Risk factors contribute differentially to the progression of LV-PAD and SV-PAD. Cigarette smoking, lipids, and inflammation contribute to LV-PAD progression, whereas diabetes was the only significant predictor of SV-PAD progression.
关于外周动脉疾病(PAD)自然史的数据稀缺,且主要集中在临床症状方面。我们使用非侵入性检测方法,评估了传统和新型危险因素在PAD进展中的作用。我们假设大血管PAD(LV-PAD)进展的危险因素可能与小血管PAD(SV-PAD)不同。

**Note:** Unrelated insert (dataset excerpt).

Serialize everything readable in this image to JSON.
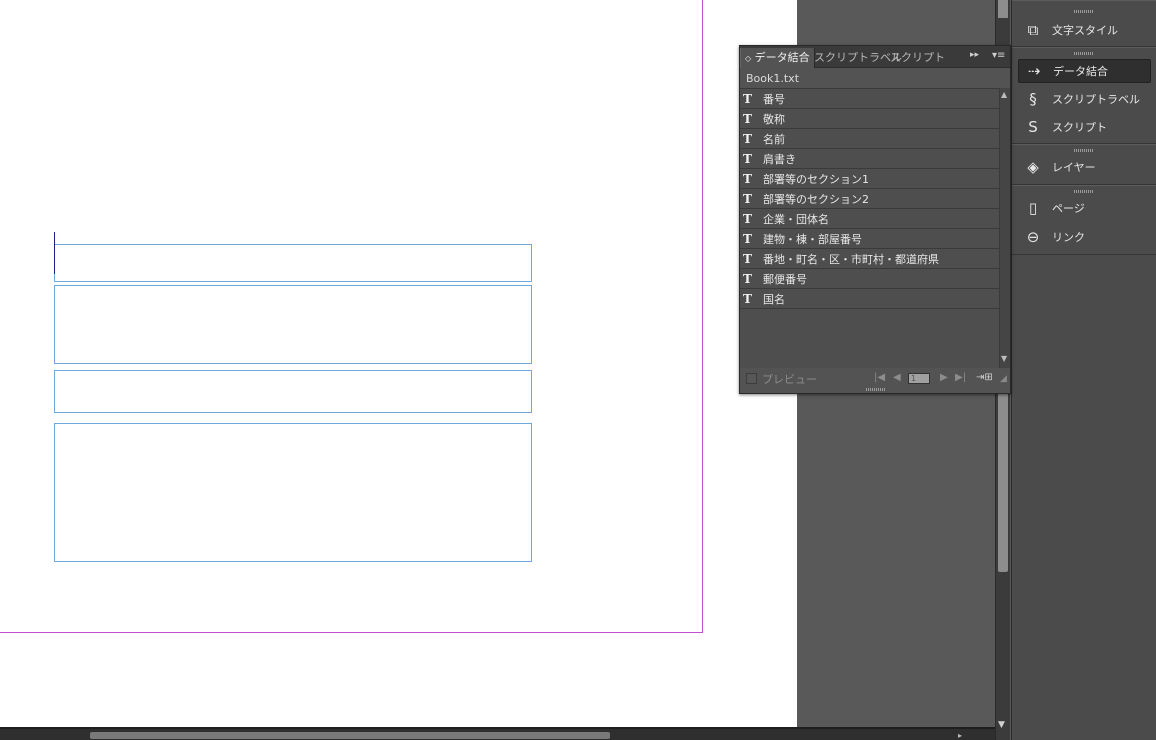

在1990年至1994年期间,邀请了在我们血管实验室前10年就诊的患者进行新的血管检查。首次评估提供了基线数据,并在本研究中获取了随访数据。下降幅度最大的十分位数被视为主要进展,即LV-PAD的踝臂指数下降-0.30,SV-PAD进展的趾臂指数下降-0.27。除了传统危险因素外,还评估了高敏C反应蛋白、血清淀粉样蛋白A、脂蛋白(a)和同型半胱氨酸的作用。在平均4.6±2.5年的随访期内,403例患者的踝臂指数和趾臂指数出现了显著恶化。在多变量分析中,当前吸烟、总胆固醇与高密度脂蛋白胆固醇的比值、脂蛋白(a)和高敏C反应蛋白与LV-PAD进展相关,而只有糖尿病与SV-PAD进展相关。
危险因素对LV-PAD和SV-PAD进展的影响存在差异。吸烟、血脂和炎症促进LV-PAD进展,而糖尿病是SV-PAD进展的唯一重要预测因素。